Sophie-Liliane Rosenke
Cystic Fibrosis is an autosomal recessive disease caused by mutations in the cystic fibrosis transmembrane conductance regulator (CFTR) gene, causing the production of thick and sticky secretions into the airways. This leads to organ damage, including damage to the lungs, a major cause of early mortality. Only in the last decade, CFTR modulators were introduced, which can correct the underlying dysfunction of the CFTR gene in 90% of patients. There are currently four CFTR modulators approved in the UK: Kalydeco (the longest serving), Orkambi, Symkevi and lastly Kaftrio, introduced in 2021.
A systematic review of the literature revealed Kalydeco and Kaftrio have the greatest treatment benefit with improved lung function, reduced pulmonary exacerbations and improved symptoms overall. CFTR agents presented an overall favourable safety profile with low discontinuation rates when compared to placebo.

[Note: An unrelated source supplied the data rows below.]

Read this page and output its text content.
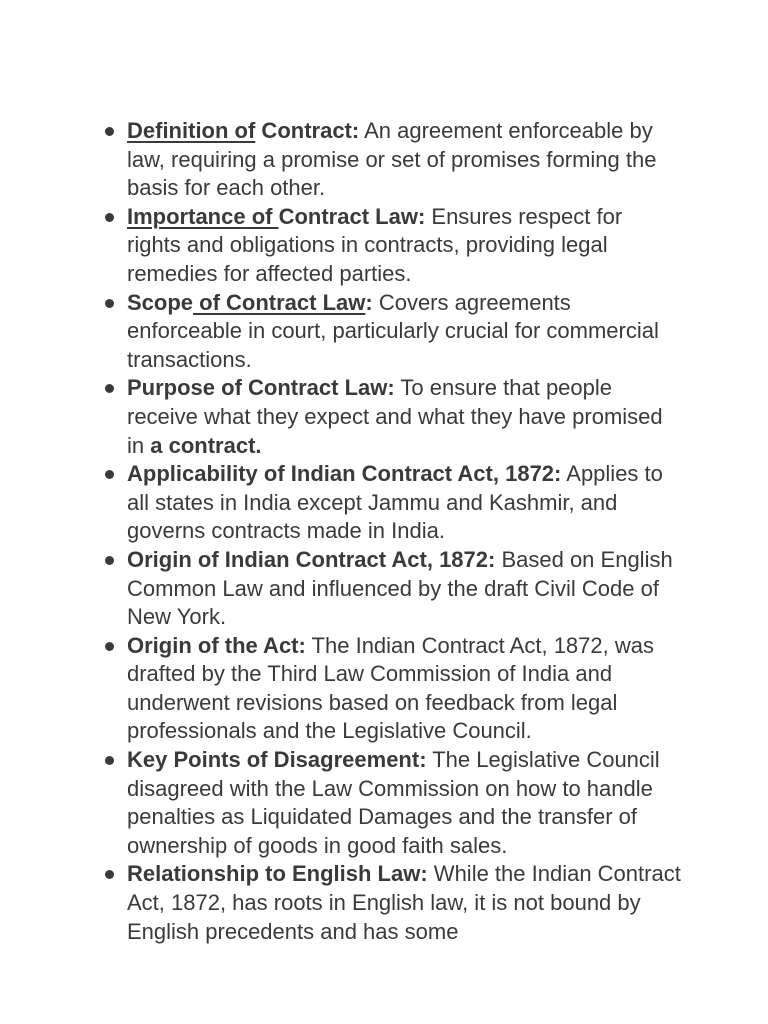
Definition of Contract: An agreement enforceable by law, requiring a promise or set of promises forming the basis for each other.
Importance of Contract Law: Ensures respect for rights and obligations in contracts, providing legal remedies for affected parties.
Scope of Contract Law: Covers agreements enforceable in court, particularly crucial for commercial transactions.
Purpose of Contract Law: To ensure that people receive what they expect and what they have promised in a contract.
Applicability of Indian Contract Act, 1872: Applies to all states in India except Jammu and Kashmir, and governs contracts made in India.
Origin of Indian Contract Act, 1872: Based on English Common Law and influenced by the draft Civil Code of New York.
Origin of the Act: The Indian Contract Act, 1872, was drafted by the Third Law Commission of India and underwent revisions based on feedback from legal professionals and the Legislative Council.
Key Points of Disagreement: The Legislative Council disagreed with the Law Commission on how to handle penalties as Liquidated Damages and the transfer of ownership of goods in good faith sales.
Relationship to English Law: While the Indian Contract Act, 1872, has roots in English law, it is not bound by English precedents and has some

A greater treatment response was observed in young patients and simulations have suggested starting treatment at an early age could significantly increase life expectancy and reduce the huge life-long treatment burden of conventional symptomatic treatments. The current CFTR modulators do not have a significant effect on patients with rare CFTR mutations (10%), meaning treatment for these individuals still needs to be researched and developed.